Living a longer life and fuller life has been a constant among human quests. Today, we are bombarded by constantly changing trends on what on what we need to do (or not do, in most cases) in order to buy a few extra years of life. From yoga to power foods to miracle berries to marathons, the list goes on.
Experts generally agree that a healthy and long life depends not only on genetic factors, but also on lifestyle. Our eating and sleeping habits, exposure to stress, amount of exercise, as well as environmental factors play an important a role in determining not only the quantity but also the quality of our days under the sun.
Geographic location is also important –the average life expectancy in rich countries such as Monaco is expected to be 89.6 this year, according to the CIA World Factbook, whereas the average Haitian, who will not have the same access to healthcare, nutrition, and basic services, will only live to be 62, for example.
So what does it take to attain longevity?
Nicoyan Costa Ricans seem to have found the fountain of youth.
In early 2006, researchers found that villagers in and around the Nicoya Peninsula in the Central American country of Costa Rica were living significantly longer than the rest of the country. The 80-mile-long Nicoya Peninsula is located in the Guanacaste province of Costa Rica, along the country’s Pacific coast and just south of the border with Nicaragua. Accessible only by ferry until 2003, Nicoya is home to a little over 20,000 inhabitants who are dedicated to the region’s mostly agricultural economy, just as their ancestors before them.
What distinguishes this small cluster of villages from its Costa Rican counterparts, and indeed most of the world, is the lifespan of its people. Nicoya has been declared a “Blue Zone” – which refers to places that have the greatest life expectancy and where more people reach the age of 100 than anywhere else.
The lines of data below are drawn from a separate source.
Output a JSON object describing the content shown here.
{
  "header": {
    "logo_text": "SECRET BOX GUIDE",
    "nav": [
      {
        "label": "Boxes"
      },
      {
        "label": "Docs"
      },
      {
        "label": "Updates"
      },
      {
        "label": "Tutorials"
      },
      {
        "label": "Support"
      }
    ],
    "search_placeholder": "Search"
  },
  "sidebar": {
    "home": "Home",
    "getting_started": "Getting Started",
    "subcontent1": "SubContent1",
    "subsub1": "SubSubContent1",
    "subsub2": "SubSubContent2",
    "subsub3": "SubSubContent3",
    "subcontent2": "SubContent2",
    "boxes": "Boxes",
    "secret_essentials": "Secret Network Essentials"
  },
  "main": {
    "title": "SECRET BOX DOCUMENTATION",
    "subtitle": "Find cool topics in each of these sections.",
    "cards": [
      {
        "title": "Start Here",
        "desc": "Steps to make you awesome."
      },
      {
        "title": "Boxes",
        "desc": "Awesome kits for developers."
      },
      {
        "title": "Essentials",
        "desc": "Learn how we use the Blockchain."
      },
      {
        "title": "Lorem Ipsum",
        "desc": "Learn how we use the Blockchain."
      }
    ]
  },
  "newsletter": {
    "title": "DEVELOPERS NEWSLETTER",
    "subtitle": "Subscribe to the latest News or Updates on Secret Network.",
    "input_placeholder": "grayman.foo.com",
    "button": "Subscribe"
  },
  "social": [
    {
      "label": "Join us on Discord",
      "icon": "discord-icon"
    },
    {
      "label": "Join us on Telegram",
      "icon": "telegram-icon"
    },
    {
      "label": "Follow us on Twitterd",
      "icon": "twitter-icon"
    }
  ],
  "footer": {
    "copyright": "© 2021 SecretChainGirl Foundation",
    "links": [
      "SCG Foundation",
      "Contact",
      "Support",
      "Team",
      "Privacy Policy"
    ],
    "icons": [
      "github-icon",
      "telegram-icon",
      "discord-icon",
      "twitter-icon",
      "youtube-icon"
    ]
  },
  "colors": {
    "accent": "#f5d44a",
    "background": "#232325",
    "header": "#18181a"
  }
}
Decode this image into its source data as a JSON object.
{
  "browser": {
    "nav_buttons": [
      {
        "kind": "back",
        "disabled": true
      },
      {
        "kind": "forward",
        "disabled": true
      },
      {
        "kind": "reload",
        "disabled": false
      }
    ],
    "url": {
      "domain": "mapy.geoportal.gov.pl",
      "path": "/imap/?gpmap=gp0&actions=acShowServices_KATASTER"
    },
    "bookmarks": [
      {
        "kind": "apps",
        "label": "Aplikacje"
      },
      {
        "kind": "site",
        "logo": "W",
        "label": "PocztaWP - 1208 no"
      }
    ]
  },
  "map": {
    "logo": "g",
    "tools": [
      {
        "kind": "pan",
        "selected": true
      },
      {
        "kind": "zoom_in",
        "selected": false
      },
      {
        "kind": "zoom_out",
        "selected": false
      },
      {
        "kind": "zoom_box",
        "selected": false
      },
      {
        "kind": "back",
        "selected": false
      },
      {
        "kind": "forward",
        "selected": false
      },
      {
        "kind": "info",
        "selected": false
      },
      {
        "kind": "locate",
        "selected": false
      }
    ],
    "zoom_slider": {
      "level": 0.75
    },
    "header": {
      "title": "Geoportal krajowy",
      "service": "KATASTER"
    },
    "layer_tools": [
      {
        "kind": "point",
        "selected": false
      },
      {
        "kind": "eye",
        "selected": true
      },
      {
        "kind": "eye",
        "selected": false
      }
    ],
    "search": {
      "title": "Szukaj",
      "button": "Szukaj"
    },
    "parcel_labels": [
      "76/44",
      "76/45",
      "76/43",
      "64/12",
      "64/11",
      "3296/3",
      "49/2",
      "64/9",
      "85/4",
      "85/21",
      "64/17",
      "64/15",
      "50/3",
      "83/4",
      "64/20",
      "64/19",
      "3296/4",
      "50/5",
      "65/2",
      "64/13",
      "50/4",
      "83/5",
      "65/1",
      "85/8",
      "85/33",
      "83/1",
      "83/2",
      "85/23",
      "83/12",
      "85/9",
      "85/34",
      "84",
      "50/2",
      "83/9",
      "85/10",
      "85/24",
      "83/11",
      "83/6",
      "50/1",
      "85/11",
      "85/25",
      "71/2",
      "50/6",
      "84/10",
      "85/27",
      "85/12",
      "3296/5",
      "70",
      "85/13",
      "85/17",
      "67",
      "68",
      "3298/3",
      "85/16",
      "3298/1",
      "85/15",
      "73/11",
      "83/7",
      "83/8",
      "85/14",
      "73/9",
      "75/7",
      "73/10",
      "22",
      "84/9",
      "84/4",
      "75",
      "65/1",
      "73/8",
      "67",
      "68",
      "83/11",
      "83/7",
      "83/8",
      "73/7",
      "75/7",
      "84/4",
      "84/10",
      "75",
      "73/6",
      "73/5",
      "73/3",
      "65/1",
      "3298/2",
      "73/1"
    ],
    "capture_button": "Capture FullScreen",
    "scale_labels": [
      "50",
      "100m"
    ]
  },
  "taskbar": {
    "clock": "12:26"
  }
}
Dan Buettner, a National Geographic writer and the author of “Blue Zones, Lessons for Living Longer from the People Who’ve Lived the Longest”, which went on to become a best-selling book, spent five years travelling the globe in search for the places where people were happiest, gathering their tips for a longer and fuller life. He found Nicoya in 2006, and included the small paradise among the list, which includes locations in in California, Iowa, Minnesota, and Japan.
One of the main life-prolonger in the Nicoyan peninsula is the water source, which is rich in minerals like calcium and magnesium that promote good health. But natural resources hardly account for the 100-plus active men and women in the region.
Nicoyans live according to a carefully laid out plan centered on a major power – most Costa Ricans are Roman Catholics, and faith and spirituality plays an important part of daily life. Social networks and family ties are valued highly, as is a strong work ethic and strict daily routines.
A well-balanced diet is a crucial aspect of their lifestyle. Nicoyans never overeat, and their main intakes are fresh local produce, in addition to lots of water. A good-night rest is also mandated, which for the locals is not hard to do, given that a shortage of electricity supply means that lights out comes early every night.
Humberto Angulo, a 98-year old resident of Carillo, in Guanacaste never stayed put, working tirelessly since he was a little boy. He told local newspaper La Nacion that he was already making plans for his 100th birthday celebration.
As it is, Costa Ricans have average lengthier life spans than other countries in the region. The CIA Factbook indicates that this year the span will be 78.1 years of age, topped only by Chile, where the age will be 78.3, and Panama, with 78.1. This is comparable to the US, which posted 78.6, and Belgium with 79.8.
This longevity is doubtlessly related to the favorable living conditions in Costa Rica. Dubbed locally as “the Switzerland of Central America”, strong economic growth and political stability, especially in relation to its neighbors, has made this country of 4.5 million a desirable destination, both for the thousands of tourists who flock its beaches and tropical forests, and for those who call it home. Health care is prevalent, and public investment in education is high. Almost 95% of the population is literate, much higher than its close neighbor Nicaragua, where only 67.5% can read and write, and crime levels are below that of other countries in the region.
The Costa Rican government seems to be fully aware of their comparative advantage, and has recently ramped up its support in Guanacaste.
According to Erik Badilla Monge, a consultant to the Major of Nicoya, the municipal government is currently leading a comprehensive strategy aimed at promoting Nicoya. The plan includes increasing tourism – both destination and medical tourism, a booming trend in the country, as well as implementing a new intelligent security surveillance system through the entire municipality, which will prevent crime levels in the area from rising and help abate practices such as logging, a major risk for the area.
Protecting natural reserouces in the area is the backbone of the plan, with ongoing recycling, waste disposal, and reforestation programs. They have adopted the motto “Nicoya, blue zone of the word, a great place to live”, said Badilla.
“Our intention is that our Blue Zone not only remains Blue, but also looks Blue”, commented Badilla to Nearshore Americas.
“Pura vida” or “pure life”, which is how Costaricans or “Ticos” greet each other, a phrase which can be loosely translated to “this is life” or “”life is good”. Among Ticos, Nicoyans should most definitely agree.